Of course, boards can go too far. Imposing too many costly requirements up front may reduce the value of the association’s development rights, limiting the amount for which they can be sold and/or increasing the risk that the only developers willing to complete the project are those who will cut costs, leaving the association with poorly constructed buildings and all the problems that go with them. This is why the advice of professionals – construction experts and attorneys – is so important.
What Could Go Wrong?
My files, and the files of most condominium attorneys, are filled with examples of all that can go wrong with revived developments. A common fault – developers don’t calculate the percentage ownership interests correctly when they add new units, or they aren’t as precise as they should be in describing the rights of new owners. How would you like to be on a board trying to sort out the dispute among the owners of five units that have been assigned the exclusive right to use the same parking space? Even less enviable is the position of the board that discovered its developer had added more units than the phasing right allowed, exceeding the threshold limits for the existing septic system and requiring the association to install a $1.8 million private waste treatment facility to comply with applicable regulations.
At least that association didn’t have to tear anything down. The developer building out another phased project constructed part of a new building within the setback to an abutter’s property – an illegal structure containing two town house units that may, in fact, have to be removed.

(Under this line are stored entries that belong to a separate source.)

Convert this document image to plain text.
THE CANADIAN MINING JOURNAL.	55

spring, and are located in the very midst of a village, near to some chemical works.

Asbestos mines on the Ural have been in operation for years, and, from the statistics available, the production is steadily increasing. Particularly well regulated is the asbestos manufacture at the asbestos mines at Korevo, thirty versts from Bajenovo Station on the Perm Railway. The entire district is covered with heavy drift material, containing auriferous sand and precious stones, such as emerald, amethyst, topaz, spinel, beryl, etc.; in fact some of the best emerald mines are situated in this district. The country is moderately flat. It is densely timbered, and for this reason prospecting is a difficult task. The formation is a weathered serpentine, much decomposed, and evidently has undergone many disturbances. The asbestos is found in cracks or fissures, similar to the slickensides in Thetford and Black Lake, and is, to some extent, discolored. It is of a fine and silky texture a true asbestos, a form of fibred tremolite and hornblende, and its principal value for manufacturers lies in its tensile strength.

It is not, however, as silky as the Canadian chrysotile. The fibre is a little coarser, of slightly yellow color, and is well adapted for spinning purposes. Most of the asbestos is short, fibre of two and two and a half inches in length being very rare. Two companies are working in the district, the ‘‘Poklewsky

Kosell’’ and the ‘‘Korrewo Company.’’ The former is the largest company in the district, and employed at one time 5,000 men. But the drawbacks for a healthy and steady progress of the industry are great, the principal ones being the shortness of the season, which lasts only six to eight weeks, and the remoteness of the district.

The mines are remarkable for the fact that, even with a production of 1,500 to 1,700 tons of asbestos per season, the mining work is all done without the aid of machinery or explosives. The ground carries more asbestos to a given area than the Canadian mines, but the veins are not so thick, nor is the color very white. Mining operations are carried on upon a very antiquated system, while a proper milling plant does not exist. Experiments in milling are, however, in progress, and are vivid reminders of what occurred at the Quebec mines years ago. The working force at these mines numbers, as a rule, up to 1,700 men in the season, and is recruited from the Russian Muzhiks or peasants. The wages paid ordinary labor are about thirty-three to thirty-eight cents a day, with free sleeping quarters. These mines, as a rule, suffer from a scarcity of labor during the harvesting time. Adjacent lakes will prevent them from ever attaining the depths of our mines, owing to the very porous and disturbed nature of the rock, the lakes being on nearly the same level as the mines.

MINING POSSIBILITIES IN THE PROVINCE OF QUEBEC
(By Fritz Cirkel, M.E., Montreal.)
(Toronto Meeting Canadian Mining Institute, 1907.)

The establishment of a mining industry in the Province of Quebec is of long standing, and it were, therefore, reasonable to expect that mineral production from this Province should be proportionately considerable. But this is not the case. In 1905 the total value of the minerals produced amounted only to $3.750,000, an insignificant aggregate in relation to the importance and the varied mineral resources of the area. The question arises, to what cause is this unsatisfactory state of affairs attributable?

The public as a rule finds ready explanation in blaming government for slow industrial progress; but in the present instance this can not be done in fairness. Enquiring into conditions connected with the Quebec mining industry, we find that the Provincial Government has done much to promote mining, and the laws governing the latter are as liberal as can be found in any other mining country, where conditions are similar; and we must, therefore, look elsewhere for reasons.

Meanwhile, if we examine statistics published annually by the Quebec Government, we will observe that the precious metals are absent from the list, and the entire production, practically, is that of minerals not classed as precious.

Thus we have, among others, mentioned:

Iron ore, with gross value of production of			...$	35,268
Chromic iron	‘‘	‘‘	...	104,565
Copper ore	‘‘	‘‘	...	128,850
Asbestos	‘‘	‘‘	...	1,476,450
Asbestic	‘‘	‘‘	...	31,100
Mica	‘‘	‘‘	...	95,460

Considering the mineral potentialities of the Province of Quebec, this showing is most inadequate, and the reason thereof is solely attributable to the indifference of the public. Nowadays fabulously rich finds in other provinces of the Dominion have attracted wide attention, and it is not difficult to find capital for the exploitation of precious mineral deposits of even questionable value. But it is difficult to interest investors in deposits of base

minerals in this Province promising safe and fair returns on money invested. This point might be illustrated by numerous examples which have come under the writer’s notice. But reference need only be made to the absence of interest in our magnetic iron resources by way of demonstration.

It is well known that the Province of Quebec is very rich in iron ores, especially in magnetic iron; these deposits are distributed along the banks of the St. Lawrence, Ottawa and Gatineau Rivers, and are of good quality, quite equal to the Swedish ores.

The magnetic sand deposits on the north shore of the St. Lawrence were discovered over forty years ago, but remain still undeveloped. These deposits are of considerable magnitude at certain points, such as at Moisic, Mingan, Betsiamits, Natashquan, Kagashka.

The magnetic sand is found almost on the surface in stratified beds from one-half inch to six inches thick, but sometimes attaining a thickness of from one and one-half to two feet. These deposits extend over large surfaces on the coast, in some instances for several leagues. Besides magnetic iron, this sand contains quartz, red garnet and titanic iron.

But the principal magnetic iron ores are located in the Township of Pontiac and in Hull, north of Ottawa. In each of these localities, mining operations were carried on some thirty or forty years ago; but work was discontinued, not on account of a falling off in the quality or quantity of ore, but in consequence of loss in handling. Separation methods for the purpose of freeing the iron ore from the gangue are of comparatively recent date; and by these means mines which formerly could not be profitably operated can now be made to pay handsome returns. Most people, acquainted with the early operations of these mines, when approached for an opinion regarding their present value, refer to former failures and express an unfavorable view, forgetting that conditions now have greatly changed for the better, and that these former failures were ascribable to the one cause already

The owners in these associations and others where development projects have gone awry aren’t going to be happy — with the legal battles they will end up fighting and the bills they will have to pay, as the valuable development assets they thought would generate welcome revenue turn out to be costly liabilities creating a strain on association finances and headaches they don’t need. These pitfalls can be avoided, however, by careful planning and a well-thought-out approach. Boards have considerable control over the revival and granting of development rights; they should exercise that control to minimize the association’s exposure and maximize its returns.